Chocolate Pecan Cookies

Chocolate Pecan Cookies made with Dark Chocolate and Whole Wheat Flour

Chocolate Pecan Cookies are not your after school snack cookie.  This cookie is for book club, for your valentine, for your late night trip to the cookie jar.  In other words, this cookie is for adults.  Or mature children, mature being defined here as lover of nuts and very dark chocolate.

When I need to make chocolate chip cookies for an event, my go to recipe is Smitten Kitchen’s favorite chocolate chip cookies.  They are arguably the very best chocolate chip cookie in the whole wide world.  Very. Best.  What makes them so delicious is the chocolate chip to dough ratio is just what you’re looking for in a chocolate chip cookie.  We make these so often that the kids can pretty much make them by themselves now to satisfy their hereditary cookie cravings.

As of late, per conversations with Whitney about how much we love nuts in our cookies, I have adjusted this recipe in a couple of ways that turn these perfect chocolate chip cookies into Alison’s perfect cookie, Chocolate Pecan Cookies.  I have changed the chocolate chips to Ghirardelli’s 60% cacao chocolate chips, which give the cookie that bite that a dark chocolate lover is looking for.  And I have reversed the measurements for the nuts and chocolate.  At this point you are basically just having a handful of dark chocolate and nuts, with a little cookie dough mixed in.  Hot out of the oven, these cookies make me swoon.  But they are also going to hit the spot alongside a hot cup apres ski coffee in Colorado.  They will be clearly marked, lots of nuts in these cookies…you don’t want them.

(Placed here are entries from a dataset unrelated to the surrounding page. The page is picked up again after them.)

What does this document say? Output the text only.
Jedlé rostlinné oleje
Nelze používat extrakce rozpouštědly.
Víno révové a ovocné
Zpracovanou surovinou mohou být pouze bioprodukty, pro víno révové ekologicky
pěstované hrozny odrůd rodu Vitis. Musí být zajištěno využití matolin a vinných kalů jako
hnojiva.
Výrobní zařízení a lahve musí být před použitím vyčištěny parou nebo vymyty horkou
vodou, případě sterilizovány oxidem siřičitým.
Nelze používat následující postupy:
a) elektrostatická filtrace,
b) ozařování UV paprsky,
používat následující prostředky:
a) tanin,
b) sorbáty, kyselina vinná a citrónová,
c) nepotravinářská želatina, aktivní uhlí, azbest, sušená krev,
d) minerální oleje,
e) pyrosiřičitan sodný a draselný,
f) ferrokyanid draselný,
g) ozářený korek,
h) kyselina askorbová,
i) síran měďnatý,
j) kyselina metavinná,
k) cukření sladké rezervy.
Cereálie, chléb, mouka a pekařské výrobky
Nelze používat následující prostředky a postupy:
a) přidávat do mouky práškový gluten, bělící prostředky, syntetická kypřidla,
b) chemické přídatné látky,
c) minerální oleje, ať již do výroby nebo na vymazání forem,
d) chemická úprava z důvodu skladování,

In case you are concerned about the freshness of these cookies that I made five days ago for a trip this week, I feel the need to share with you this handy dandy cookie tip I have learned from my sister who daily bakes up some of the best treats on earth.

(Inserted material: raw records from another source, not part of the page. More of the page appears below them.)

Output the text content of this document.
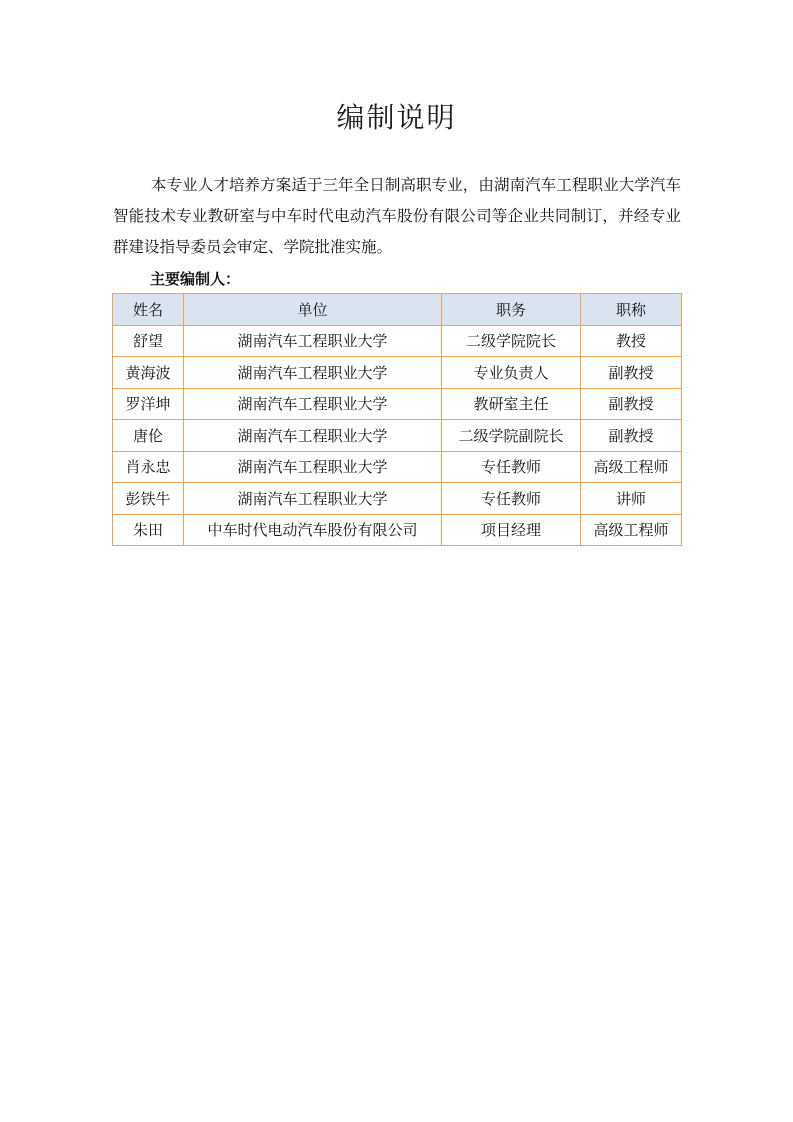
编制说明

本专业人才培养方案适于三年全日制高职专业，由湖南汽车工程职业大学汽车智能技术专业教研室与中车时代电动汽车股份有限公司等企业共同制订，并经专业群建设指导委员会审定、学院批准实施。

主要编制人：
姓名	单位	职务	职称
舒望	湖南汽车工程职业大学	二级学院院长	教授
黄海波	湖南汽车工程职业大学	专业负责人	副教授
罗洋坤	湖南汽车工程职业大学	教研室主任	副教授
唐伦	湖南汽车工程职业大学	二级学院副院长	副教授
肖永忠	湖南汽车工程职业大学	专任教师	高级工程师
彭铁牛	湖南汽车工程职业大学	专任教师	讲师
朱田	中车时代电动汽车股份有限公司	项目经理	高级工程师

Because she has to get a whole lot done in a short amount of time every morning, she has developed a lot of techniques for doing as much as possible ahead of time without altering the quality of the final product.  Cookie dough tends to dry out in the refrigerator, so she scoops her dough ahead of time onto parchment, flash freezes the balls of dough and then tosses them in a ziplock back in the freezer.  This way all she has to do in the morning is grab the already scooped balls out of the freezer and bake them, a step I saved for the morning before our trip.  This is one tiny little example of the wealth of cooking secrets I have learned from my sister.

Chocolate Pecan Cookies

1/2 cup sugar

1/2 cup firmly packed light brown sugar

8 tablespoons (1 stick) unsalted butter at room temperature

1 large egg

1 teaspoon vanilla extract

1/2 teaspoon baking soda

3/4 cup all-purpose flour

1/2 cup whole wheat flour

1/4 teaspoon salt

1 cup Ghiradelli 60% cacao chocolate chips

1 1/2 cup walnuts or pecans, toasted and chopped

Beat the sugars and butters together until smooth. Mix in the egg, vanilla, and baking soda.

Stir together the flour and salt, then mix them into the batter. Mix in the chocolate chips and nuts.

Scoop the cookie dough onto parchment-lined baking sheets.

Bake for 18 minutes at 300 degrees, or until pale golden brown.